If a sou-sou promises anything different, it’s probably a fake sou-sou.
The best way to avoid scams is to form your sou-sou with people you know and trust. Using Braid money pools can help keep your saving group private and safe.
What is a tanda?
About 30% of the Mexican population participates in tandas. They attract everyone from small business owners to close friends to employees from Fortune 500 companies.
Like sou-sous, tandas work when people contribute money into a pool regularly. Then, depending on the payout schedule, the entire pool is dispersed to each member until every member has been paid out at least once.
Tandas are so popular that they inspired Yahoo to launch an app called “Tanda” to facilitate group saving. It only lasted a handful of months before shutting down though.
Braid Money Pools, however, are a strong alternative. Start yours here.
What is a Village Saving and Loan Association or VSLA?

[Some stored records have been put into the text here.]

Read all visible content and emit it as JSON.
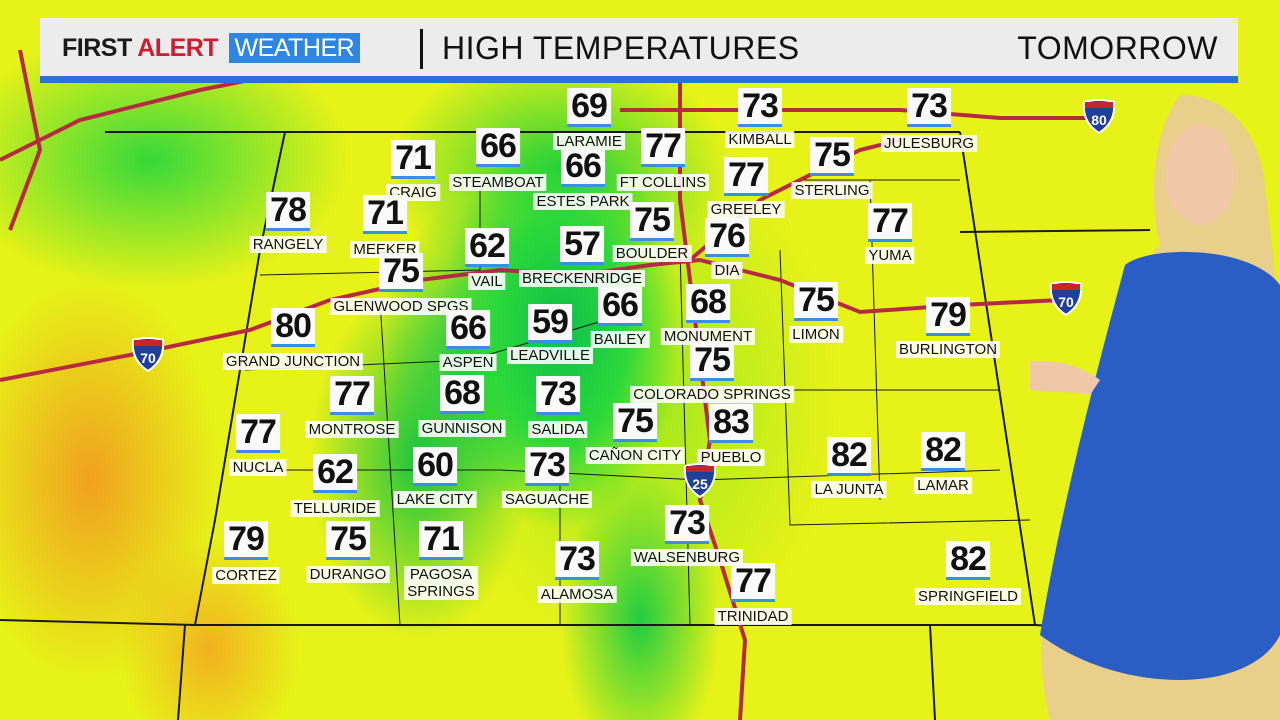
{
  "header": {
    "brand_first": "FIRST",
    "brand_alert": "ALERT",
    "brand_weather": "WEATHER",
    "title": "HIGH TEMPERATURES",
    "period": "TOMORROW"
  },
  "colors": {
    "brand_red": "#d01c30",
    "brand_blue": "#2f86e0",
    "warm": "#e6f218",
    "cool": "#0fbf4a",
    "hot": "#f0a020",
    "roads": "#c0304a"
  },
  "interstates": [
    "80",
    "70",
    "70",
    "25"
  ],
  "cities": [
    {
      "name": "LARAMIE",
      "temp": "69"
    },
    {
      "name": "KIMBALL",
      "temp": "73"
    },
    {
      "name": "JULESBURG",
      "temp": "73"
    },
    {
      "name": "CRAIG",
      "temp": "71"
    },
    {
      "name": "STEAMBOAT",
      "temp": "66"
    },
    {
      "name": "ESTES PARK",
      "temp": "66"
    },
    {
      "name": "FT COLLINS",
      "temp": "77"
    },
    {
      "name": "GREELEY",
      "temp": "77"
    },
    {
      "name": "STERLING",
      "temp": "75"
    },
    {
      "name": "RANGELY",
      "temp": "78"
    },
    {
      "name": "MEEKER",
      "temp": "71"
    },
    {
      "name": "VAIL",
      "temp": "62"
    },
    {
      "name": "BRECKENRIDGE",
      "temp": "57"
    },
    {
      "name": "BOULDER",
      "temp": "75"
    },
    {
      "name": "DIA",
      "temp": "76"
    },
    {
      "name": "YUMA",
      "temp": "77"
    },
    {
      "name": "GLENWOOD SPGS",
      "temp": "75"
    },
    {
      "name": "GRAND JUNCTION",
      "temp": "80"
    },
    {
      "name": "ASPEN",
      "temp": "66"
    },
    {
      "name": "LEADVILLE",
      "temp": "59"
    },
    {
      "name": "BAILEY",
      "temp": "66"
    },
    {
      "name": "MONUMENT",
      "temp": "68"
    },
    {
      "name": "LIMON",
      "temp": "75"
    },
    {
      "name": "BURLINGTON",
      "temp": "79"
    },
    {
      "name": "COLORADO SPRINGS",
      "temp": "75"
    },
    {
      "name": "MONTROSE",
      "temp": "77"
    },
    {
      "name": "GUNNISON",
      "temp": "68"
    },
    {
      "name": "SALIDA",
      "temp": "73"
    },
    {
      "name": "CAÑON CITY",
      "temp": "75"
    },
    {
      "name": "PUEBLO",
      "temp": "83"
    },
    {
      "name": "NUCLA",
      "temp": "77"
    },
    {
      "name": "TELLURIDE",
      "temp": "62"
    },
    {
      "name": "LAKE CITY",
      "temp": "60"
    },
    {
      "name": "SAGUACHE",
      "temp": "73"
    },
    {
      "name": "LA JUNTA",
      "temp": "82"
    },
    {
      "name": "LAMAR",
      "temp": "82"
    },
    {
      "name": "WALSENBURG",
      "temp": "73"
    },
    {
      "name": "CORTEZ",
      "temp": "79"
    },
    {
      "name": "DURANGO",
      "temp": "75"
    },
    {
      "name": "PAGOSA\nSPRINGS",
      "temp": "71"
    },
    {
      "name": "ALAMOSA",
      "temp": "73"
    },
    {
      "name": "TRINIDAD",
      "temp": "77"
    },
    {
      "name": "SPRINGFIELD",
      "temp": "82"
    }
  ]
}
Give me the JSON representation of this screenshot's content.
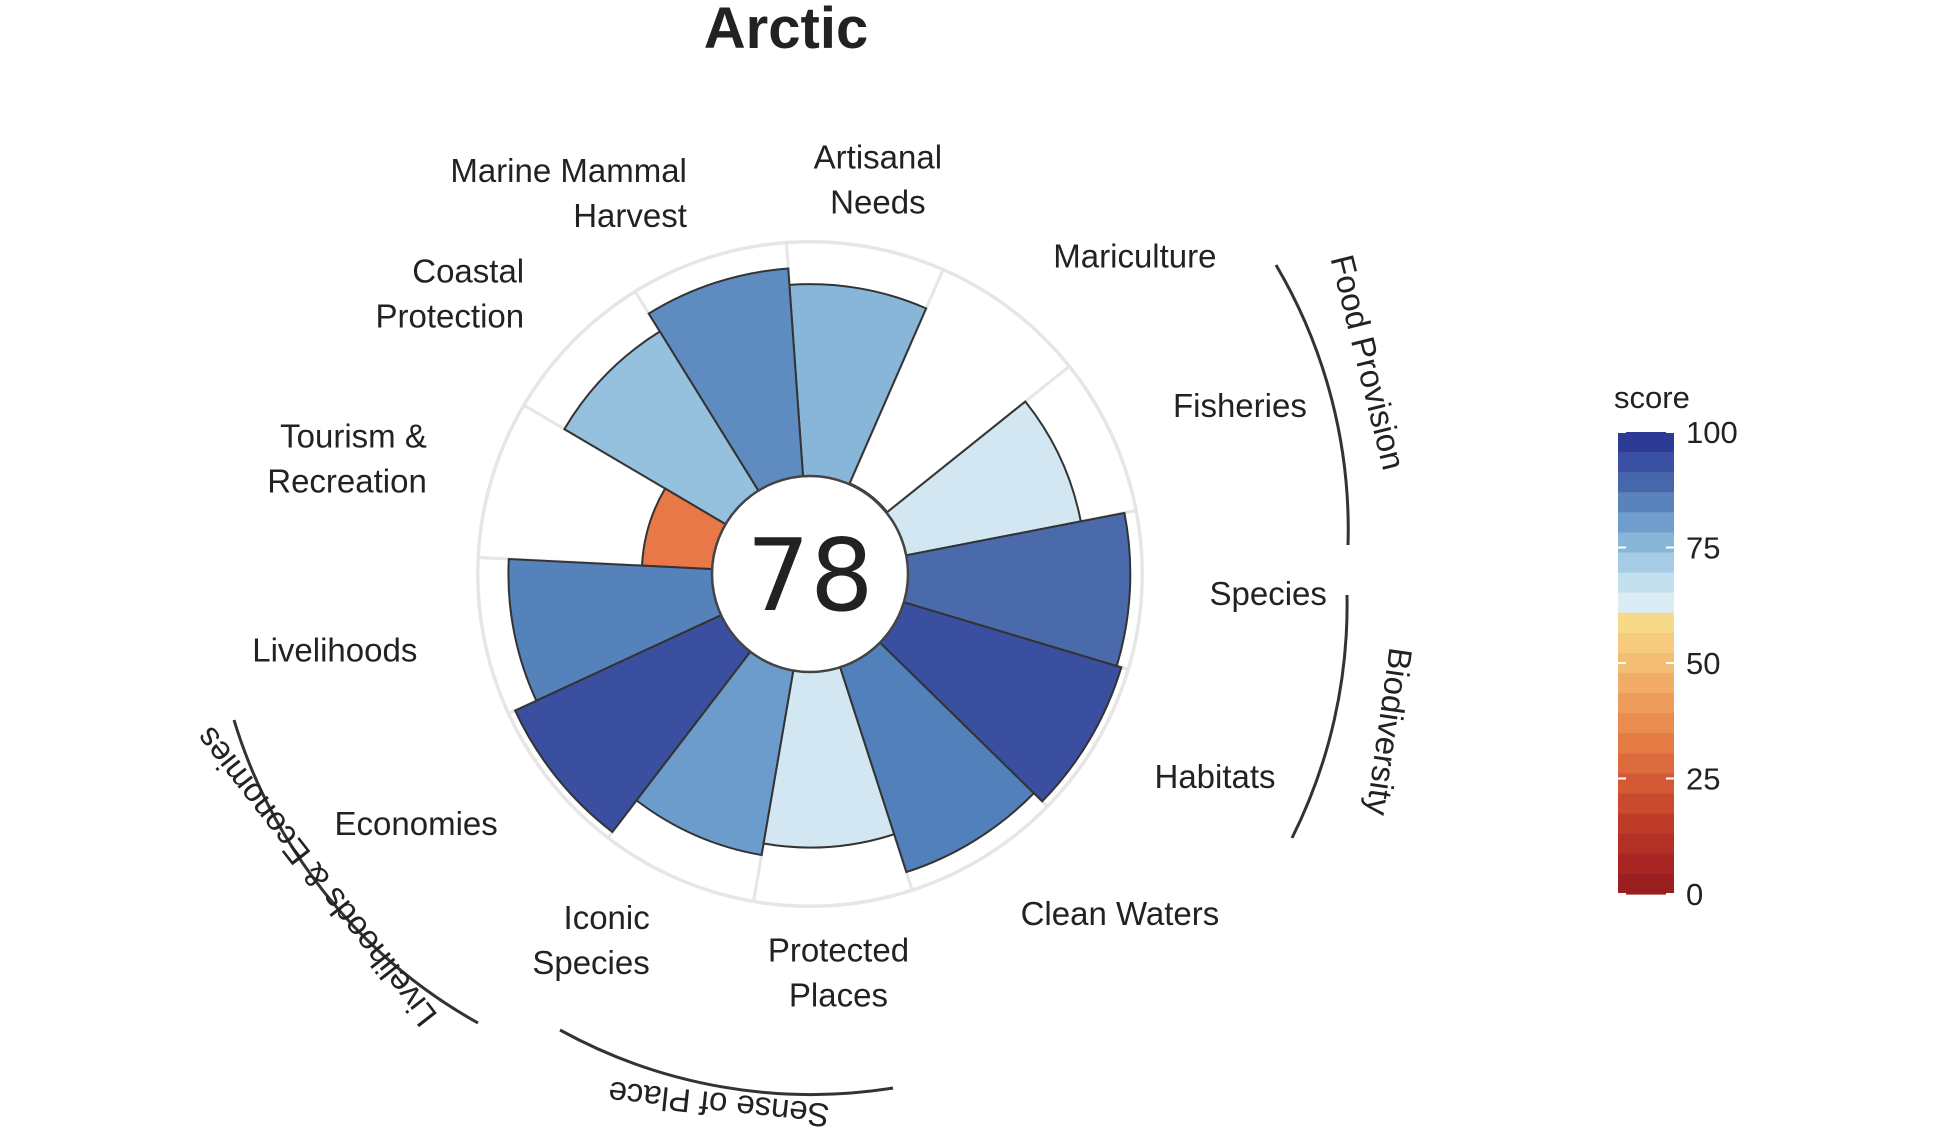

A Village Savings Loan and Association (VSLA) is another community savings model, and it shares three main features with ROSCAs:
- Consists of a small group of people who save together regularly
- Operates for a specific length of time
- Helps low-income communities grow their savings when traditional banking services or lines of credit are unavailable
There are two key differences between VSLAs and ROSCAs:
1. Members save by buying shares
ROSCAs require each member to save the same amount every period. VSLAs don’t.
Instead, members purchase 1 to 5 shares per month. The share price is set by the group and is fixed for the entire cycle.
This feature is great for members who don't have a steady stream of income, but who still want to reach their savings goal.
2. Small loans are available upon request
VSLAs don’t disperse the pooled savings to each member on rotation. Instead, members save periodically and receive their lump sum when the VSLA cycle ends.
Members can also request a small loan and once approved, pay a small interest rate to the other members.
VSLAs are advantageous for individuals who have an inconsistent income, like freelancers, performing artists, and contract workers.
Compared to a ROSCA, VSLAs are more involved. Treasurers must organize share purchases, rather than an equal contribution from each member. They must also manage loans and interest.
ROSCA or VSLA: Which is best for you?
Here’s a quick comparison of ROSCAs and VSLAs to help you determine the right model for your savings group:
Both ROSCAs and VSLAs boast global success. These peer-to-peer financial structures are a refreshing break from traditional banking institutions. They provide a safe and sustainable way to increase financial and economic security together with people you know and trust.